Prep: 15 min Total Time: 50 min Servings: 6 servings
• 1/2 cup PHILADELPHIA Santa Fe Blend Cooking Creme
• 1 can (28 oz.) crushed tomatoes
• 1-1/2 tsp. chili powder
• 1/2 tsp. ground cumin
• 1 can (15 oz.) black beans, rinsed
• 2-1/2 cups chopped cooked chicken
• 1-1/3 cups Pizza Shredded Mozzarella & Cheddar Cheeses, divided
• 10 whole wheat tortillas (6 inch)
Directions
1. Heat oven 375°F.
2. Whisk cooking creme and 1/2 cup tomatoes in medium bowl until well blended. Stir in remaining tomatoes, chili powder, cumin and beans.
3. Combine chicken, 3/4 cup bean mixture and 1/3 cup shredded cheese. Spoon 1/3 cup chicken mixture down center of each tortilla; roll up. Place, seam-sides down, in 13x9-inch baking dish sprayed with cooking spray. Top with remaining bean mixture and shredded cheese.

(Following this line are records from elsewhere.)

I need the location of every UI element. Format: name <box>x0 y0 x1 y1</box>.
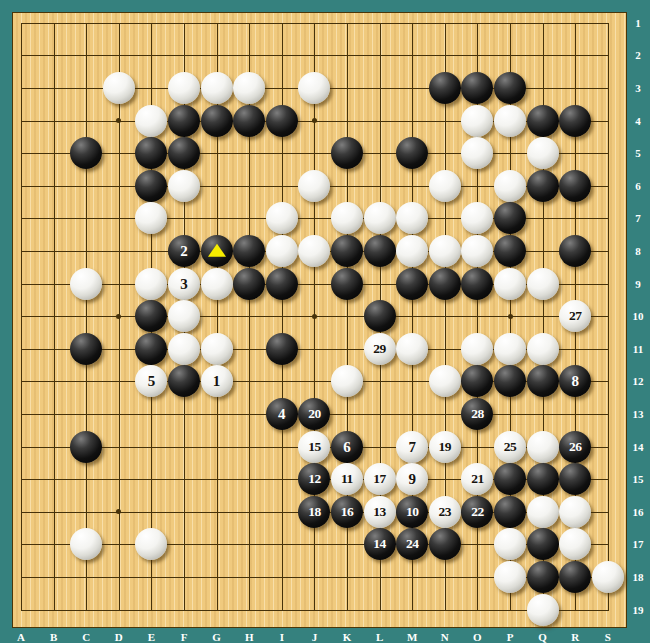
stone-R12[interactable]: 8 <box>559 365 591 397</box>
stone-E17[interactable] <box>135 528 167 560</box>
row-label-6: 6 <box>628 179 648 193</box>
row-label-16: 16 <box>628 505 648 519</box>
stone-S18[interactable] <box>592 561 624 593</box>
stone-L11[interactable]: 29 <box>364 333 396 365</box>
stone-O16[interactable]: 22 <box>461 496 493 528</box>
row-label-2: 2 <box>628 48 648 62</box>
stone-N14[interactable]: 19 <box>429 431 461 463</box>
stone-E12[interactable]: 5 <box>135 365 167 397</box>
stone-F11[interactable] <box>168 333 200 365</box>
stone-K15[interactable]: 11 <box>331 463 363 495</box>
move-number: 4 <box>266 398 298 430</box>
stone-J15[interactable]: 12 <box>298 463 330 495</box>
move-number: 25 <box>494 431 526 463</box>
star-point <box>312 118 317 123</box>
row-label-13: 13 <box>628 407 648 421</box>
stone-Q18[interactable] <box>527 561 559 593</box>
stone-K12[interactable] <box>331 365 363 397</box>
row-label-1: 1 <box>628 16 648 30</box>
stone-I4[interactable] <box>266 105 298 137</box>
stone-F8[interactable]: 2 <box>168 235 200 267</box>
move-number: 11 <box>331 463 363 495</box>
stone-O4[interactable] <box>461 105 493 137</box>
column-label-P: P <box>500 630 520 643</box>
stone-I7[interactable] <box>266 202 298 234</box>
move-number: 20 <box>298 398 330 430</box>
column-label-B: B <box>44 630 64 643</box>
move-number: 14 <box>364 528 396 560</box>
stone-N16[interactable]: 23 <box>429 496 461 528</box>
stone-O5[interactable] <box>461 137 493 169</box>
stone-R4[interactable] <box>559 105 591 137</box>
column-label-L: L <box>370 630 390 643</box>
stone-P11[interactable] <box>494 333 526 365</box>
star-point <box>116 118 121 123</box>
column-label-O: O <box>467 630 487 643</box>
stone-Q14[interactable] <box>527 431 559 463</box>
stone-K8[interactable] <box>331 235 363 267</box>
grid-line-horizontal <box>21 23 609 24</box>
move-number: 22 <box>461 496 493 528</box>
stone-N12[interactable] <box>429 365 461 397</box>
stone-N17[interactable] <box>429 528 461 560</box>
move-number: 29 <box>364 333 396 365</box>
stone-M17[interactable]: 24 <box>396 528 428 560</box>
stone-F6[interactable] <box>168 170 200 202</box>
grid-line-vertical <box>54 23 55 611</box>
stone-D3[interactable] <box>103 72 135 104</box>
stone-J13[interactable]: 20 <box>298 398 330 430</box>
stone-Q17[interactable] <box>527 528 559 560</box>
go-game-view: 2327295184202815671925261211179211816131… <box>0 0 650 643</box>
row-label-14: 14 <box>628 440 648 454</box>
stone-M9[interactable] <box>396 268 428 300</box>
stone-G11[interactable] <box>201 333 233 365</box>
stone-F3[interactable] <box>168 72 200 104</box>
stone-K14[interactable]: 6 <box>331 431 363 463</box>
stone-G12[interactable]: 1 <box>201 365 233 397</box>
stone-Q6[interactable] <box>527 170 559 202</box>
stone-N9[interactable] <box>429 268 461 300</box>
grid-line-vertical <box>608 23 609 611</box>
stone-I8[interactable] <box>266 235 298 267</box>
row-label-4: 4 <box>628 114 648 128</box>
stone-R8[interactable] <box>559 235 591 267</box>
stone-J16[interactable]: 18 <box>298 496 330 528</box>
stone-O9[interactable] <box>461 268 493 300</box>
row-label-7: 7 <box>628 211 648 225</box>
stone-C11[interactable] <box>70 333 102 365</box>
stone-N6[interactable] <box>429 170 461 202</box>
move-number: 12 <box>298 463 330 495</box>
star-point <box>508 314 513 319</box>
stone-N3[interactable] <box>429 72 461 104</box>
stone-L10[interactable] <box>364 300 396 332</box>
stone-G8[interactable] <box>201 235 233 267</box>
column-label-J: J <box>304 630 324 643</box>
stone-J8[interactable] <box>298 235 330 267</box>
stone-Q19[interactable] <box>527 594 559 626</box>
stone-Q15[interactable] <box>527 463 559 495</box>
stone-F4[interactable] <box>168 105 200 137</box>
stone-Q4[interactable] <box>527 105 559 137</box>
row-label-8: 8 <box>628 244 648 258</box>
stone-E7[interactable] <box>135 202 167 234</box>
row-label-17: 17 <box>628 537 648 551</box>
stone-L16[interactable]: 13 <box>364 496 396 528</box>
column-label-I: I <box>272 630 292 643</box>
stone-K9[interactable] <box>331 268 363 300</box>
stone-M11[interactable] <box>396 333 428 365</box>
move-number: 7 <box>396 431 428 463</box>
stone-E9[interactable] <box>135 268 167 300</box>
stone-F10[interactable] <box>168 300 200 332</box>
move-number: 17 <box>364 463 396 495</box>
row-label-18: 18 <box>628 570 648 584</box>
move-number: 26 <box>559 431 591 463</box>
stone-G9[interactable] <box>201 268 233 300</box>
stone-Q9[interactable] <box>527 268 559 300</box>
move-number: 16 <box>331 496 363 528</box>
stone-J6[interactable] <box>298 170 330 202</box>
stone-E10[interactable] <box>135 300 167 332</box>
move-number: 1 <box>201 365 233 397</box>
grid-line-horizontal <box>21 55 609 56</box>
column-label-H: H <box>239 630 259 643</box>
stone-P9[interactable] <box>494 268 526 300</box>
stone-F5[interactable] <box>168 137 200 169</box>
row-label-10: 10 <box>628 309 648 323</box>
move-number: 19 <box>429 431 461 463</box>
stone-Q5[interactable] <box>527 137 559 169</box>
stone-C9[interactable] <box>70 268 102 300</box>
stone-H4[interactable] <box>233 105 265 137</box>
stone-R10[interactable]: 27 <box>559 300 591 332</box>
stone-M15[interactable]: 9 <box>396 463 428 495</box>
row-label-12: 12 <box>628 374 648 388</box>
stone-P14[interactable]: 25 <box>494 431 526 463</box>
move-number: 2 <box>168 235 200 267</box>
move-number: 15 <box>298 431 330 463</box>
stone-R18[interactable] <box>559 561 591 593</box>
stone-L17[interactable]: 14 <box>364 528 396 560</box>
stone-I9[interactable] <box>266 268 298 300</box>
stone-E4[interactable] <box>135 105 167 137</box>
stone-M8[interactable] <box>396 235 428 267</box>
move-number: 23 <box>429 496 461 528</box>
column-label-M: M <box>402 630 422 643</box>
row-label-11: 11 <box>628 342 648 356</box>
stone-R17[interactable] <box>559 528 591 560</box>
move-number: 9 <box>396 463 428 495</box>
stone-I11[interactable] <box>266 333 298 365</box>
stone-P8[interactable] <box>494 235 526 267</box>
stone-Q16[interactable] <box>527 496 559 528</box>
move-number: 5 <box>135 365 167 397</box>
move-number: 3 <box>168 268 200 300</box>
stone-R14[interactable]: 26 <box>559 431 591 463</box>
column-label-D: D <box>109 630 129 643</box>
grid-line-vertical <box>21 23 22 611</box>
stone-P6[interactable] <box>494 170 526 202</box>
stone-P17[interactable] <box>494 528 526 560</box>
move-number: 28 <box>461 398 493 430</box>
column-label-R: R <box>565 630 585 643</box>
column-label-Q: Q <box>533 630 553 643</box>
stone-N8[interactable] <box>429 235 461 267</box>
move-number: 18 <box>298 496 330 528</box>
stone-K16[interactable]: 16 <box>331 496 363 528</box>
stone-C5[interactable] <box>70 137 102 169</box>
stone-O3[interactable] <box>461 72 493 104</box>
stone-E5[interactable] <box>135 137 167 169</box>
row-label-15: 15 <box>628 472 648 486</box>
stone-G4[interactable] <box>201 105 233 137</box>
stone-C17[interactable] <box>70 528 102 560</box>
grid-line-horizontal <box>21 153 609 154</box>
move-number: 21 <box>461 463 493 495</box>
stone-K5[interactable] <box>331 137 363 169</box>
stone-M16[interactable]: 10 <box>396 496 428 528</box>
row-label-3: 3 <box>628 81 648 95</box>
stone-M14[interactable]: 7 <box>396 431 428 463</box>
stone-O13[interactable]: 28 <box>461 398 493 430</box>
stone-R6[interactable] <box>559 170 591 202</box>
go-board[interactable]: 2327295184202815671925261211179211816131… <box>12 12 627 628</box>
stone-O7[interactable] <box>461 202 493 234</box>
stone-E11[interactable] <box>135 333 167 365</box>
stone-H9[interactable] <box>233 268 265 300</box>
column-label-E: E <box>141 630 161 643</box>
stone-M7[interactable] <box>396 202 428 234</box>
column-label-F: F <box>174 630 194 643</box>
move-number: 27 <box>559 300 591 332</box>
stone-J3[interactable] <box>298 72 330 104</box>
stone-O15[interactable]: 21 <box>461 463 493 495</box>
stone-H3[interactable] <box>233 72 265 104</box>
triangle-marker <box>208 244 226 257</box>
row-label-19: 19 <box>628 603 648 617</box>
stone-G3[interactable] <box>201 72 233 104</box>
stone-K7[interactable] <box>331 202 363 234</box>
stone-Q12[interactable] <box>527 365 559 397</box>
move-number: 6 <box>331 431 363 463</box>
column-label-N: N <box>435 630 455 643</box>
stone-L8[interactable] <box>364 235 396 267</box>
star-point <box>116 314 121 319</box>
stone-P15[interactable] <box>494 463 526 495</box>
column-label-G: G <box>207 630 227 643</box>
stone-O11[interactable] <box>461 333 493 365</box>
column-label-A: A <box>11 630 31 643</box>
move-number: 8 <box>559 365 591 397</box>
stone-C14[interactable] <box>70 431 102 463</box>
stone-L15[interactable]: 17 <box>364 463 396 495</box>
column-label-C: C <box>76 630 96 643</box>
move-number: 10 <box>396 496 428 528</box>
star-point <box>116 509 121 514</box>
stone-O12[interactable] <box>461 365 493 397</box>
stone-P7[interactable] <box>494 202 526 234</box>
stone-R15[interactable] <box>559 463 591 495</box>
grid-line-horizontal <box>21 610 609 611</box>
stone-H8[interactable] <box>233 235 265 267</box>
stone-R16[interactable] <box>559 496 591 528</box>
stone-P3[interactable] <box>494 72 526 104</box>
row-label-5: 5 <box>628 146 648 160</box>
column-label-K: K <box>337 630 357 643</box>
stone-I13[interactable]: 4 <box>266 398 298 430</box>
move-number: 24 <box>396 528 428 560</box>
grid-line-vertical <box>86 23 87 611</box>
stone-P4[interactable] <box>494 105 526 137</box>
stone-P16[interactable] <box>494 496 526 528</box>
stone-P18[interactable] <box>494 561 526 593</box>
row-label-9: 9 <box>628 277 648 291</box>
stone-E6[interactable] <box>135 170 167 202</box>
move-number: 13 <box>364 496 396 528</box>
stone-F9[interactable]: 3 <box>168 268 200 300</box>
stone-Q11[interactable] <box>527 333 559 365</box>
stone-J14[interactable]: 15 <box>298 431 330 463</box>
stone-L7[interactable] <box>364 202 396 234</box>
stone-P12[interactable] <box>494 365 526 397</box>
star-point <box>312 314 317 319</box>
column-label-S: S <box>598 630 618 643</box>
stone-F12[interactable] <box>168 365 200 397</box>
stone-M5[interactable] <box>396 137 428 169</box>
stone-O8[interactable] <box>461 235 493 267</box>
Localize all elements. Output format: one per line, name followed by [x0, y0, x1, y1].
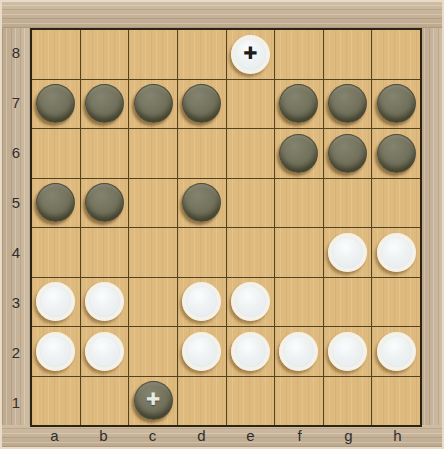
square-f4[interactable]: [275, 228, 323, 277]
rank-label-1: 1: [2, 377, 30, 427]
rank-label-5: 5: [2, 178, 30, 228]
black-man-piece[interactable]: [377, 134, 416, 173]
file-label-d: d: [177, 425, 226, 447]
white-man-piece[interactable]: [36, 332, 75, 371]
square-a4[interactable]: [32, 228, 80, 277]
square-h6[interactable]: [372, 129, 420, 178]
white-man-piece[interactable]: [328, 332, 367, 371]
square-c8[interactable]: [129, 30, 177, 79]
square-e5[interactable]: [227, 179, 275, 228]
square-a7[interactable]: [32, 80, 80, 129]
square-d6[interactable]: [178, 129, 226, 178]
rank-label-8: 8: [2, 28, 30, 78]
square-b1[interactable]: [81, 377, 129, 426]
board-grid: ✚✚: [30, 28, 422, 427]
square-c1[interactable]: ✚: [129, 377, 177, 426]
black-man-piece[interactable]: [377, 84, 416, 123]
square-b8[interactable]: [81, 30, 129, 79]
square-a6[interactable]: [32, 129, 80, 178]
square-b5[interactable]: [81, 179, 129, 228]
black-man-piece[interactable]: [328, 134, 367, 173]
square-h1[interactable]: [372, 377, 420, 426]
black-man-piece[interactable]: [36, 183, 75, 222]
black-man-piece[interactable]: [85, 84, 124, 123]
black-man-piece[interactable]: [279, 134, 318, 173]
square-h5[interactable]: [372, 179, 420, 228]
black-man-piece[interactable]: [182, 183, 221, 222]
square-h2[interactable]: [372, 327, 420, 376]
black-man-piece[interactable]: [182, 84, 221, 123]
square-b2[interactable]: [81, 327, 129, 376]
square-f3[interactable]: [275, 278, 323, 327]
square-h3[interactable]: [372, 278, 420, 327]
square-d3[interactable]: [178, 278, 226, 327]
square-a5[interactable]: [32, 179, 80, 228]
square-d8[interactable]: [178, 30, 226, 79]
rank-label-2: 2: [2, 327, 30, 377]
square-e6[interactable]: [227, 129, 275, 178]
black-man-piece[interactable]: [85, 183, 124, 222]
square-c7[interactable]: [129, 80, 177, 129]
square-f2[interactable]: [275, 327, 323, 376]
rank-label-7: 7: [2, 78, 30, 128]
file-labels: abcdefgh: [30, 425, 422, 447]
white-man-piece[interactable]: [328, 233, 367, 272]
black-man-piece[interactable]: [134, 84, 173, 123]
file-label-e: e: [226, 425, 275, 447]
white-man-piece[interactable]: [231, 332, 270, 371]
square-g1[interactable]: [324, 377, 372, 426]
square-g3[interactable]: [324, 278, 372, 327]
square-d4[interactable]: [178, 228, 226, 277]
white-man-piece[interactable]: [36, 282, 75, 321]
square-g5[interactable]: [324, 179, 372, 228]
square-e8[interactable]: ✚: [227, 30, 275, 79]
square-a2[interactable]: [32, 327, 80, 376]
square-f8[interactable]: [275, 30, 323, 79]
rank-label-3: 3: [2, 277, 30, 327]
square-b3[interactable]: [81, 278, 129, 327]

4. Bake 30 to 35 min. or until enchiladas are heated through and cheese is melted.
Verdict
This is a family favorite, even A gobbled up the beans. I served it with salad...which is my go to side when I have no idea what to serve. I’d love to have a easy and yummy bean and/or rice recipe to serve with this, got one?